●こういう本を読みたくなる気分っていうのは何なのかと言えば、それは明らかに「ノスタルジー」。「ワイオミング生まれの宇宙飛行士~宇宙開発SF傑作選」(中村融編/ハヤカワ文庫SF)。世代的に「宇宙開発」っていうのが少年時代の夢と強く結びついており、子供の頃にアポロ計画の先にあるほぼ確実な未来として期待していたのは、「一般人による宇宙旅行」だったり「火星基地」だったり「外惑星への有人飛行」だったわけだが、結局あれから人類は月面にすらふたたび立つことなく21世紀を迎えることになろうとは。今まさに未来にいるのに、この未来はあの未来とぜんぜん違う。
●と、いう思いを抱いてる人は少なくないわけで、このアンソロジーに収められた中短篇には「ありえたかもしれない未来」を描いている作品が多い。全7篇。特にいいなと思ったのは巻頭の「主任設計者」(アンディ・ダンカン)。これはソ連の実在のロケット工学者をモデルにしていて、どこまでが実話でどこからがフィクションなのか、ワタシにはよくわからなかったのだが、特殊な体制下で職務に打ち込む寡黙な男の描かれ方が味わい深い。

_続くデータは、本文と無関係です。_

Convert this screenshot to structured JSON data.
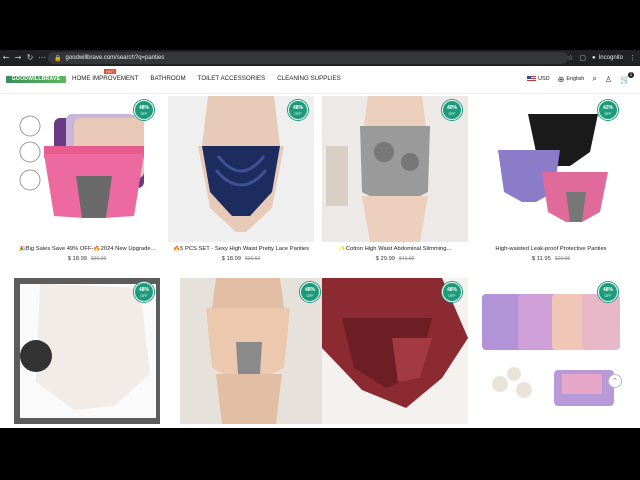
{
  "browser": {
    "url": "goodwillbrave.com/search?q=panties",
    "incognito_label": "Incognito",
    "tab_count": "1"
  },
  "header": {
    "logo_text": "GOODWILLBRAVE",
    "menu": [
      {
        "label": "HOME IMPROVEMENT",
        "badge": "HOT"
      },
      {
        "label": "BATHROOM"
      },
      {
        "label": "TOILET ACCESSORIES"
      },
      {
        "label": "CLEANING SUPPLIES"
      }
    ],
    "currency": "USD",
    "language": "English",
    "cart_count": "1"
  },
  "products": [
    {
      "title": "🎉Big Sales Save 49% OFF-🔥2024 New Upgrade...",
      "price": "$ 18.99",
      "old_price": "$36.99",
      "discount": "48%",
      "off": "OFF"
    },
    {
      "title": "🔥5 PCS SET - Sexy High Waist Pretty Lace Panties",
      "price": "$ 18.99",
      "old_price": "$36.52",
      "discount": "48%",
      "off": "OFF"
    },
    {
      "title": "✨Cotton High Waist Abdominal Slimming...",
      "price": "$ 29.99",
      "old_price": "$49.99",
      "discount": "40%",
      "off": "OFF"
    },
    {
      "title": "High-waisted Leak-proof Protective Panties",
      "price": "$ 11.95",
      "old_price": "$20.95",
      "discount": "42%",
      "off": "OFF"
    },
    {
      "title": "",
      "price": "",
      "old_price": "",
      "discount": "48%",
      "off": "OFF"
    },
    {
      "title": "",
      "price": "",
      "old_price": "",
      "discount": "48%",
      "off": "OFF"
    },
    {
      "title": "",
      "price": "",
      "old_price": "",
      "discount": "48%",
      "off": "OFF"
    },
    {
      "title": "",
      "price": "",
      "old_price": "",
      "discount": "48%",
      "off": "OFF"
    }
  ],
  "colors": {
    "badge": "#1e9b7b",
    "hot": "#e84b2b",
    "chrome": "#202124"
  }
}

宇宙にどうしようもなく憧れてしまう少年の夢を見事にすくいあげているのは「月をぼくのポケットに」(ジェイムズ・ラヴグローヴ)。気の利いた小品。
●世評に高い表題作「ワイオミング生まれの宇宙飛行士」(アダム=トロイ・カストロ&ジェリイ・オルション)は「泣ける話」。美しすぎてワタシはやや苦手なのだが。「電送連続体」(アーサー・C・クラーク&スティーヴン・バクスター)は、他と比べて描いてるヴィジョンが壮大すぎて、巨匠芸の世界というか。「月その六」(スティーヴン・バクスター)は秀作。可笑しいんだけど郷愁も感じさせるという離れ業。
●版元のサイトをたどっても全7篇のタイトルと作者名が載っていないという書誌情報の乏しさは謎。